On partitioning the edges of an infinite digraph into directed cycles
- University of Hamburg
- ORCID iD: 0000-0002-4121-2830
Editorial introduction
The presence of various important substructures in combinatorics is often characterised by the lack of a simple natural obstacle. A classical example is the existence of a perfect matching in a bipartite graph: clearly, a bipartite graph can have a perfect matching only if any k vertices from the same color class together have at least k neighbors. Hall’s Theorem asserts that this necessary condition is in fact sufficient. Other classical results of this kind include Dilworth’s Theorem on partitioning of partially ordered sets into disjoint chains, Menger’s Theorem on the existence of disjoint paths and Nash-Williams Theorem on the existence of edge-disjoint spanning trees.

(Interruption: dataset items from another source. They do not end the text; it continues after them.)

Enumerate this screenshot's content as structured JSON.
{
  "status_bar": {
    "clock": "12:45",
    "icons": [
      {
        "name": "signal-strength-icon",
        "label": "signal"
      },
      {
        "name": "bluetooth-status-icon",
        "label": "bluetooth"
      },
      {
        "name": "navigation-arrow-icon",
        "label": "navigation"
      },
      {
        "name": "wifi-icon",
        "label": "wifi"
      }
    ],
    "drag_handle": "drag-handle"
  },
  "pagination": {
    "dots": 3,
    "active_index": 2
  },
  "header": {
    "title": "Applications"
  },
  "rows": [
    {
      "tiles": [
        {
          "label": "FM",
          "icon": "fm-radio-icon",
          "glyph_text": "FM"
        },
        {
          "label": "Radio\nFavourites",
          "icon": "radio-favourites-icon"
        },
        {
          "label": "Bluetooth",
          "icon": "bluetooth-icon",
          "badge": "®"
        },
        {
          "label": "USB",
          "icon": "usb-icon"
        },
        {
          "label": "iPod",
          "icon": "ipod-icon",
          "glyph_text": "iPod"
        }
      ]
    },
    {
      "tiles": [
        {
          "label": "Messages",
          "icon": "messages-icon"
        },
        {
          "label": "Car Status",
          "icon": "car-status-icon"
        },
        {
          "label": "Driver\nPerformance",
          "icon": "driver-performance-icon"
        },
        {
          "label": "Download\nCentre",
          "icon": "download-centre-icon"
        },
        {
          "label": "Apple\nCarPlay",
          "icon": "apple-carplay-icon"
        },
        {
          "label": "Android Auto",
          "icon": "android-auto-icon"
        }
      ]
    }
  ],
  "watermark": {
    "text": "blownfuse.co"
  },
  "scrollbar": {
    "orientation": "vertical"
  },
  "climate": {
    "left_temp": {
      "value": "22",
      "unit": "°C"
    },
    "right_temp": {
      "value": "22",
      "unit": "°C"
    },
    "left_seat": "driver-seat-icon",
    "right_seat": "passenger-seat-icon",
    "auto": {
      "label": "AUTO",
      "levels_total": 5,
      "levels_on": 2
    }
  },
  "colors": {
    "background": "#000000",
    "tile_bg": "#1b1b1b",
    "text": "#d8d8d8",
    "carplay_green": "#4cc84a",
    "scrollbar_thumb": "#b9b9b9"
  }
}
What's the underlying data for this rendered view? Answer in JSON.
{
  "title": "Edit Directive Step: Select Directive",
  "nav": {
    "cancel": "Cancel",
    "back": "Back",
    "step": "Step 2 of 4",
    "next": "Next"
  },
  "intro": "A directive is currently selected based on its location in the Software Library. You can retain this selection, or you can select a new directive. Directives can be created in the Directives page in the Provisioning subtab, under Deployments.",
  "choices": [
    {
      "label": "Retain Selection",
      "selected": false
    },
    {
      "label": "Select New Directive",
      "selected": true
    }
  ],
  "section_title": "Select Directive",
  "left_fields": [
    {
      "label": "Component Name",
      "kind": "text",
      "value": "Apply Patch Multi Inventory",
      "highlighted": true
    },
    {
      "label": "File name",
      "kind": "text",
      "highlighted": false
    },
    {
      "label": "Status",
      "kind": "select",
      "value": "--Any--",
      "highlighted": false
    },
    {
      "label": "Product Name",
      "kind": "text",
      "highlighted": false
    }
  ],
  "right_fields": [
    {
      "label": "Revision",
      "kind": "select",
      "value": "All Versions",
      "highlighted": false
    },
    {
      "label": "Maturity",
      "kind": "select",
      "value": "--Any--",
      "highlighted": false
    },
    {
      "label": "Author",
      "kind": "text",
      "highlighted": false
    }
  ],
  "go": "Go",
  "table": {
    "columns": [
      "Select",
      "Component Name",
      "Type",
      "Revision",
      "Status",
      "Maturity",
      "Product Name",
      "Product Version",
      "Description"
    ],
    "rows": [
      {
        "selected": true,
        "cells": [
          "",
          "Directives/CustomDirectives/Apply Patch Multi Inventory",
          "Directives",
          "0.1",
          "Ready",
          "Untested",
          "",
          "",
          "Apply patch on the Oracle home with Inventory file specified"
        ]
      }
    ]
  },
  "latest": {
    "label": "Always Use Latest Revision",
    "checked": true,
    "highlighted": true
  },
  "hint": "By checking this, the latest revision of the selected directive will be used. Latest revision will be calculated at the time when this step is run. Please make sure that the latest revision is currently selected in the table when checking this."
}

This article concerns the problem of partitioning the edges of a graph into cycles. In the undirected case, the presence of a finite odd cut prevents the existence of such a partition. In 1960, Nash-Williams proved that this necessary condition is sufficient. While this is very easy to prove when the graph in question is finite and moderately easy when it is countable, the proof becomes surprisingly complex for uncountable graphs. In 2017, Thomassen gave a more elementary proof of this result and conjectured that the following clearly necessary condition is sufficient in the directed case: a directed graph has an edge partition into directed cycles if and only if every cut is balanced, i.e., the cardinalities of the sets of edges directed from the first part to the other and from the other part to the first are the same. The author of this article proves this conjecture.